Professional Dialogue
To open up a new dialogue around what it means to be a professional, classroom writing instructor, the Southern Arizona Writing Project (SAWP) publicity video suggests that teachers advance their professionalism through collaborative, reflective dialogue with other teachers. The video uses multiple visual and verbal rhetorical strategies to promote this message. For example, speakers in the video look to the side, as if in dialogue, instead of talking to camera. As they do, they link SAWP to required schemes for ongoing professional development and accreditation, while simultaneously stressing the exemplary collegiality of SAWP programs. One associate school superintendent, for example, mentions that SAWP provides mentoring groups that can help toward National Board Certification; another speaker favorably compares the collegiality in SAWP Saturday Seminars with teacher in-services. These comments, though seemingly offered as an aside, provide both extrinsic and intrinsic professional incentives for K-12 teachers, and they represent SAWP as a program that makes much of collaborative dialogue as the appropriate approach to professional development.
Additionally, throughout the video, teacher after teacher enthusiastically shares how SAWP supports action research, professional networking, and writing. The Summer Institute, speakers explain, leads teachers through a process of reflexive thinking and writing as they identify their own interests and needs to develop their professional expertise. This conversation recognizes and values the university's role in providing resources and scholarship, but the emphasis lies with the principle, articulated in a clip above by 2006 SAWP Director Anne-Marie Hall, that "teachers, themselves, are the experts." Later in the SAWP video, Hall discusses her leadership from the university, and she stresses that she has learned to listen and support teacher-led projects rather than push her own ideas. Teachers, too, speak as leaders, as in the case of Harriet Scarborough, above. By offering up a positive identity of teachers as professionals to its multiple possible audiences, the SAWP video invites teachers to identify themselves as subjects-with-agency within the project's many professional development programs; it invites administrators to support the professional development of teachers and to see SAWP as a means to that end; and it invites other audiences to have respect for the work done by teachers, first, and, second, for the work done by SAWP.

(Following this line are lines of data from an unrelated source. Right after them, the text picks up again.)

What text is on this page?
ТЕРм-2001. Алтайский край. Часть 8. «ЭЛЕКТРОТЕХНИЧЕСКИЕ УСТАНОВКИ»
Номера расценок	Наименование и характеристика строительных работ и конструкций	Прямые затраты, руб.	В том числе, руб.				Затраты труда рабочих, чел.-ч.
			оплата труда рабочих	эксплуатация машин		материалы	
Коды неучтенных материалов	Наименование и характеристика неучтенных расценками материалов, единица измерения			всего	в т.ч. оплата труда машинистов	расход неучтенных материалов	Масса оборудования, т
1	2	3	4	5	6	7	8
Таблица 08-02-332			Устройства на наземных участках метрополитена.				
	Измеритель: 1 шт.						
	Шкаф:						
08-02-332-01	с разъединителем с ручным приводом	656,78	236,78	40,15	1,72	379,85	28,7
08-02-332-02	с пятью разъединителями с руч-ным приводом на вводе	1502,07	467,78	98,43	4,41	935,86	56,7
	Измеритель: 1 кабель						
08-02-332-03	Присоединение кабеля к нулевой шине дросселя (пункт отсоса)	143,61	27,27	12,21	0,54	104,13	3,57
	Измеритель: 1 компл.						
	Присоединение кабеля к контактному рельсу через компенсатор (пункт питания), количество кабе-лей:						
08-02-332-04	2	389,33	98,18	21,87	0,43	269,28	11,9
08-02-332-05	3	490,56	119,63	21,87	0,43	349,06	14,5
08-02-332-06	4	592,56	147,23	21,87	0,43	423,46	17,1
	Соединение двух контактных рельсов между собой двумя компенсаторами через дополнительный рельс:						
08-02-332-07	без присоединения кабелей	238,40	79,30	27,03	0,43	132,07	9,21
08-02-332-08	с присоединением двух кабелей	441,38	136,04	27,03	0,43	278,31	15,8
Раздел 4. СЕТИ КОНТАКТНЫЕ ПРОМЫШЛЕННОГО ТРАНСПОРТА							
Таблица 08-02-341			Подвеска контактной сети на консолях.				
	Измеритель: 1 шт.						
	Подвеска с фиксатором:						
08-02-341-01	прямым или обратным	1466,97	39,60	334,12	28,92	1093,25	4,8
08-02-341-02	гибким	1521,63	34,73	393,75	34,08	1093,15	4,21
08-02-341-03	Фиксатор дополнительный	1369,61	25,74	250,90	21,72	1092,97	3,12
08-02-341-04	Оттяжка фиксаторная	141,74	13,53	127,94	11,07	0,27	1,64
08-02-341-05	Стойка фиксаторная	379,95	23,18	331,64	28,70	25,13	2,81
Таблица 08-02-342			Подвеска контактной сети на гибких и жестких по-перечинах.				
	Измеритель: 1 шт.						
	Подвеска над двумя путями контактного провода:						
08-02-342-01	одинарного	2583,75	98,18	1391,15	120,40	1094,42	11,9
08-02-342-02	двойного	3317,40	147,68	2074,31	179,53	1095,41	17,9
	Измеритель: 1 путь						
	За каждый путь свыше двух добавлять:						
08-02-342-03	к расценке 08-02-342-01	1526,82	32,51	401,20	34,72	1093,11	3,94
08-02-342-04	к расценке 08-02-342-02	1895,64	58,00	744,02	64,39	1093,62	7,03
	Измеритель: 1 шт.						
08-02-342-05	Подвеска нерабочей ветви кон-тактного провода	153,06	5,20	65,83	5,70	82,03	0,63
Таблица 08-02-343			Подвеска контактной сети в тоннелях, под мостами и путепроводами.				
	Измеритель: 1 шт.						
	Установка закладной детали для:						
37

The video thereby works to re-set the starting premises for discussions of writing instruction by selectively using print text. Major assumptions of the National Writing Project (Gray 1986, pp. 38-39; also cited in A. Hall 2002, p. 320; see this case study's opening clip) are highlighted, in slogan form, by writing them on-screen while people speak about the concepts in the slogans. This happens once in the middle of the above clip, for example. Further, as is reproduced above, the closing shot for the SAWP video gives additional emphasis to all these slogans by repeating them and leaving them on-screen until the video's end, when face-to-face audiences can begin talking amongst themselves, taking these slogans as the starting point, that is, as the media-constructed exigence, for further dialogue.